Health inequality has been a conspicuous issue in the United States even though they spend more money on health care compared to other nations. Evidently, there is a direct relationship between health inequality and socioeconomic inequality. This can be seen from the annual increase of money invested in health care by the nation, yet very little is achieved in improving the health rate for those who are economically disadvantaged. The widening gap between the health of the rich and the poor Americans is one notable example for the direct connection between socioeconomic status and health. Socioeconomic status is often measured by three important factors: wealth, education, and occupation. Those who excel in these three factors always have more power than those who are inferior in all the three areas. Therefore, the theory of constrained choices plays a vital role in predicting the health outcome that is derived from the direct relationship of socioeconomic status and health. The two factors that serve as the key mechanisms by which socioeconomic status predicts health outcome are: material deprivation and exposure to toxins and social deprivation and stress.

Material deprivation and exposure to toxins have a direct relationship between one another. In accordance to the theory of constrained choices, the environment and workplace of an individual are always embedded with inequality. For instance, individuals with scarce resources or wealth always have less control over their choices to afford the luxury of avoiding harmful environment, while richer individuals have more control to infuse themselves in a healthier environment. One vivid example can be seen from the example of lead exposure in the article “Health Divide” written by Berkman. Lead exposure issue is very commonly found in young children and Berkman shows that there is a clear inverse relationship between the family’s income and the level of lead in the blood of young children who live in that particular environment. This inverse relationship shows that the poor health outcome on the young children is directly connected to their families’ wealth or socioeconomic status.

In addition, the high risk of toxic poisoning and injuries in workplace tend to be unavoidable for those who are economically disadvantaged. On average, individuals with poor economic background tend to not have an adequate education level that equip them with the necessary skill to move up the job ladder, thus limiting their option to where they can work and can sometimes lead to unemployment. Unemployment also contributes in generating poorer health outcome as described in the article “Sick out of Luck” by Sered and Fernandopulle. Unemployed individuals with low socioeconomic status tend to have very limited resources that obstruct their access to health care, which in return poses a great risk upon the individuals’ health. Ultimately, these individuals will fall into the ‘working poor caste’ that inhibits them to maintain their health due to the unstable access to healthcare.
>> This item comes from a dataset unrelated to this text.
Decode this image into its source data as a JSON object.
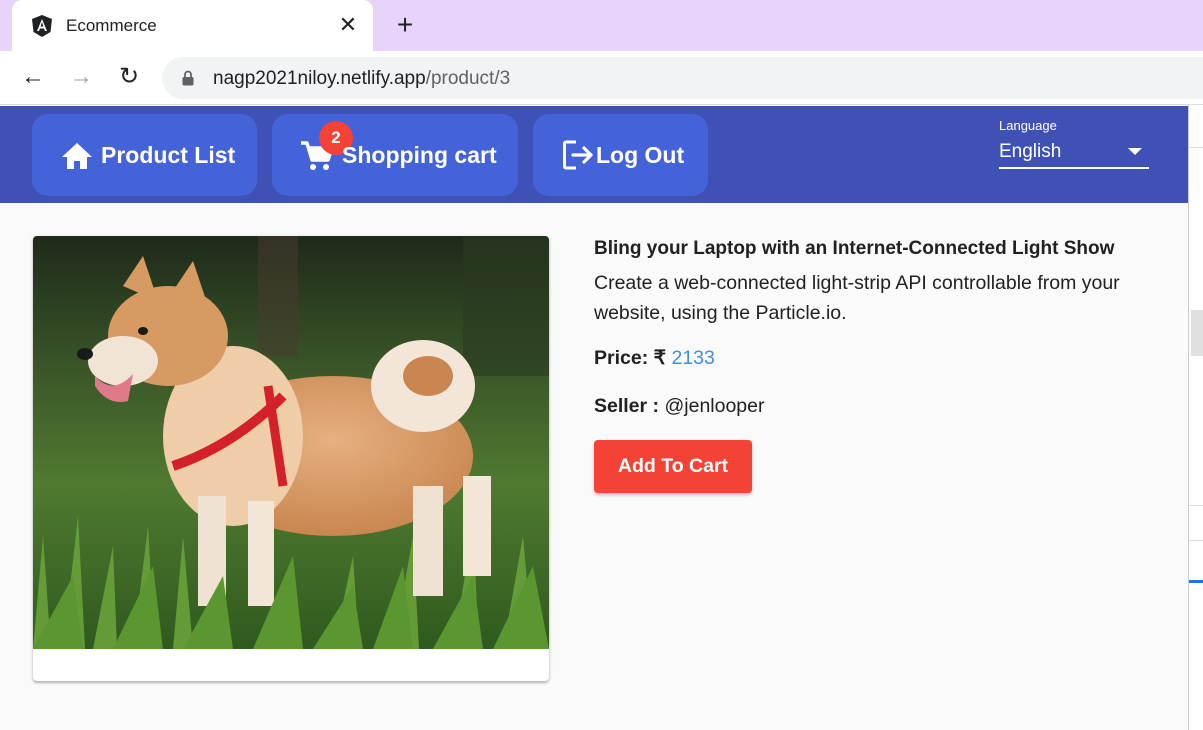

Social deprivation and stress are another mechanism that manifests the relationship between low-income people and poor health outcome. Social conditions of work also play a critical factor in displaying the health disparities between individuals with a low-ranking occupational job and the high-ranking one. As mentioned above, occupation is also considered as the measuring key of ones’ socioeconomic status. Therefore, in accordance to the theory of constrained choices, individuals with a low-ranking job tend to have less control over their jobs, less support, and encounter greater demands to meet in the system. For instance, job insecurity and inflexibility tend to be inevitable for these workers and they often lead to elevating their health risk due to job stress. As mentioned in the short film “Place Matters”, chronic stress may cause the body to release certain hormones, such as adrenaline, that in return will exhaust and change the body’s metabolism, making the individuals more vulnerable to disease. In addition, individuals who are economically disadvantaged and have a low-ranking job are more likely to be socially isolated, due to the continuous needs to work to compensate for an adequate amount of income to survive. Continuous social isolation will again accumulates a chronic stress to these individuals and thus, producing poorer health outcome.

All in all, the three key measurements of socioeconomic status are very well reflected in the two mechanisms mentioned above and they are mutually interconnected to each other. The theory of constrained choices also plays a crucial role in demonstrating the connection between socioeconomic status and health. Individuals with low socioeconomic status tend to have limited menu of choices that ultimately result to poorer health outcome compared to those with high socioeconomic status. Therefore, economic inequality is the factor that accounts for the direct relationship between socioeconomic status and health.